Fuller filed a pretrial motion challenging the admissibility of his statement that his fingerprints would be on the bag of methamphetamines.  The trial court held a hearing on the issue.  Although the trial court did not make written findings of fact, at the end of the hearing the trial court stated on the record that it found that the officers neither told Fuller that he could leave nor told him he could not leave, that Fuller had the ability to move about the house, and that a reasonable person in Fuller’s position could not have believed his freedom was restrained to the degree associated with an arrest. The trial court consequently denied the motion.  

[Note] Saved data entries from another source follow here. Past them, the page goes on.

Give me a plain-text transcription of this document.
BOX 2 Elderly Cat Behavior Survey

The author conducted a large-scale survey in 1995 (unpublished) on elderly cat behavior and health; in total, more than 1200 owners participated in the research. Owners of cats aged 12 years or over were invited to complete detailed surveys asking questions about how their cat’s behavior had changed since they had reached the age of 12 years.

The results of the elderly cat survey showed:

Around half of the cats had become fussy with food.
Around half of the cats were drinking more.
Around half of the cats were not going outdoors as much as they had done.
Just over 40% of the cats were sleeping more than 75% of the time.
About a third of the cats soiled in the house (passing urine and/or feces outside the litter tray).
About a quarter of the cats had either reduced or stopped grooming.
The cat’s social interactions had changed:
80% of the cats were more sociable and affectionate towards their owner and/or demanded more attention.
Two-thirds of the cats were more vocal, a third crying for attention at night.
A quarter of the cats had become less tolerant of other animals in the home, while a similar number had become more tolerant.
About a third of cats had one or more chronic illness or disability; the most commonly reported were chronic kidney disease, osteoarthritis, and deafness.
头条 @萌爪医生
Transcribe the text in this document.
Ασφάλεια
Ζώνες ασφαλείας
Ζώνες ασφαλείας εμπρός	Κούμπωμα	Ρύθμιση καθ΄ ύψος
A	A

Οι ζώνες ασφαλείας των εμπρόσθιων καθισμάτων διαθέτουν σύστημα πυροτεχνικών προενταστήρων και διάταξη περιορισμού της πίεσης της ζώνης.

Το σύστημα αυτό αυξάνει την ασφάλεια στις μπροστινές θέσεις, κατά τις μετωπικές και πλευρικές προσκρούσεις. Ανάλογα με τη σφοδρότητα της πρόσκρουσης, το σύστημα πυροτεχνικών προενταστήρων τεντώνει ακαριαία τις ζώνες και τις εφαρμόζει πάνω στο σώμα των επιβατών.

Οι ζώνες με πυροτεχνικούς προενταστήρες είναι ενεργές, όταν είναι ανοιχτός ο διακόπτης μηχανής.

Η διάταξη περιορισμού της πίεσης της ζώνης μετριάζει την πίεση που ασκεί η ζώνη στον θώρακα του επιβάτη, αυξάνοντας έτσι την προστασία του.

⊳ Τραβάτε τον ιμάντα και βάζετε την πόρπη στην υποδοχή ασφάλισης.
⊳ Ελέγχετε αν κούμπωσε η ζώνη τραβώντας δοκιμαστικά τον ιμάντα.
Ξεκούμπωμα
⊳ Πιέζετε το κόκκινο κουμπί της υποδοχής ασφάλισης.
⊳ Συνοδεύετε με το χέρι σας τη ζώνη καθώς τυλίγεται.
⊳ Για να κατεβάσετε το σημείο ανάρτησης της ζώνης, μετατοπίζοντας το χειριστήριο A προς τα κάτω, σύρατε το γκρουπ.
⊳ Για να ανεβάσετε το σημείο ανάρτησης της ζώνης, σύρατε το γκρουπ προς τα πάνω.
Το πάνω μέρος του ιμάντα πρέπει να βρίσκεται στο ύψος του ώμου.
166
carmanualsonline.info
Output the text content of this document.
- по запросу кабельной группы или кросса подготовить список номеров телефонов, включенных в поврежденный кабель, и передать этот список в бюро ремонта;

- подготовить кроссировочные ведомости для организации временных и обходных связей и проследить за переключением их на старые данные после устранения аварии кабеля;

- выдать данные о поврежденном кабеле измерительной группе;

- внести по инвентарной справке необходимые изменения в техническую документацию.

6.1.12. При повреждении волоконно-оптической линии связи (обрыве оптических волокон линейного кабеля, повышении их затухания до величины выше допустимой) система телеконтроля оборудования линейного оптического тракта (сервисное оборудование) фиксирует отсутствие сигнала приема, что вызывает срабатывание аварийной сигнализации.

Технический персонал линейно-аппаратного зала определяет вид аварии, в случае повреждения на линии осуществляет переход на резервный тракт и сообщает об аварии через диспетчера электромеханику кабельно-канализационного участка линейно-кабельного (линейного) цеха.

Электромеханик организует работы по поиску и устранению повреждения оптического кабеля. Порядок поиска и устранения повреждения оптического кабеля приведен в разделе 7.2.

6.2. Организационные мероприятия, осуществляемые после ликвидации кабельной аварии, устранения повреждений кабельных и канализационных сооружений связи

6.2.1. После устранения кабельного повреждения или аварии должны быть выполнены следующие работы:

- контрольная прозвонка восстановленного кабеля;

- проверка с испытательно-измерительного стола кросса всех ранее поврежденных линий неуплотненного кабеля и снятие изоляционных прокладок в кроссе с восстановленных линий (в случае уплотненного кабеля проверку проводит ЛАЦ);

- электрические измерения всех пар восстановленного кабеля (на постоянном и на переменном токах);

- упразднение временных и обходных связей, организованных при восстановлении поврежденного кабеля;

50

The case proceeded to trial, and after hearing all of the evidence a jury found Fuller guilty and assessed Fuller’s punishment at two years in a state jail facility and a fine of 750 dollars.  The trial court suspended Fuller’s sentence and placed him on community supervision for five years.  This appeal followed.

III.  Motion to Suppress

A.  Standard of Review

We review a trial court’s ruling on a motion to suppress evidence under a bifurcated standard of review.   Carmouche v. State , 10 S.W.3d 323, 327 (Tex. Crim. App. 2000); Guzman v. State , 955 S.W.2d 85, 89 (Tex. Crim. App. 1997).  In reviewing the trial court’s decision, we do not engage in our own factual review.   Romero v. State , 800 S.W.2d 539, 543 (Tex. Crim. App. 1990); Best v. State , 118 S.W.3d 857, 861 (Tex. App.—Fort Worth 2003, no pet.).  

The trial judge is the sole trier of fact and judge of the credibility of the witnesses and the weight to be given their testimony.   State v. Ross , 32 S.W.3d 853, 855 (Tex. Crim. App. 2000); State v. Ballard , 987 S.W.2d 889, 891 (Tex. Crim. App. 1999).  Therefore, we give almost total deference to the trial court’s rulings on (1) questions of historical fact, even if the trial court’s determination of those facts was not based on an evaluation of credibility and demeanor, and (2) application-of-law-to-fact questions that turn on an evaluation of credibility and demeanor.   Montanez v. State , 195 S.W.3d 101, 108-09 (Tex. Crim. App. 2006); Johnson v. State , 68 S.W.3d 644, 652-53 (Tex. Crim. App. 2002); State v. Ballman , 157 S.W.3d 65, 68 (Tex. App.—Fort Worth 2004, pet. ref’d).  But when the trial court’s rulings do not turn on the credibility and demeanor of the witnesses, we review de novo a trial court’s rulings on mixed questions of law and fact.   Estrada v. State , 154 S.W.3d 604, 607 (Tex. Crim. App. 2005); Johnson , 68 S.W.3d at 652-53.  Stated another way, when reviewing the trial court’s ruling on a motion to suppress, we must view the evidence in the light most favorable to the trial court’s ruling.   State v. Kelly , 204 S.W.3d 808, 818 (Tex. Crim. App. 2006).

When the trial court makes explicit fact findings, we determine whether the evidence, when viewed in the light most favorable to the trial court’s ruling, supports those fact findings.   Id. at 818-19.  We then review the trial court’s legal ruling de novo unless its explicit fact findings that are supported by the record are also dispositive of the legal ruling.   Id . at 819.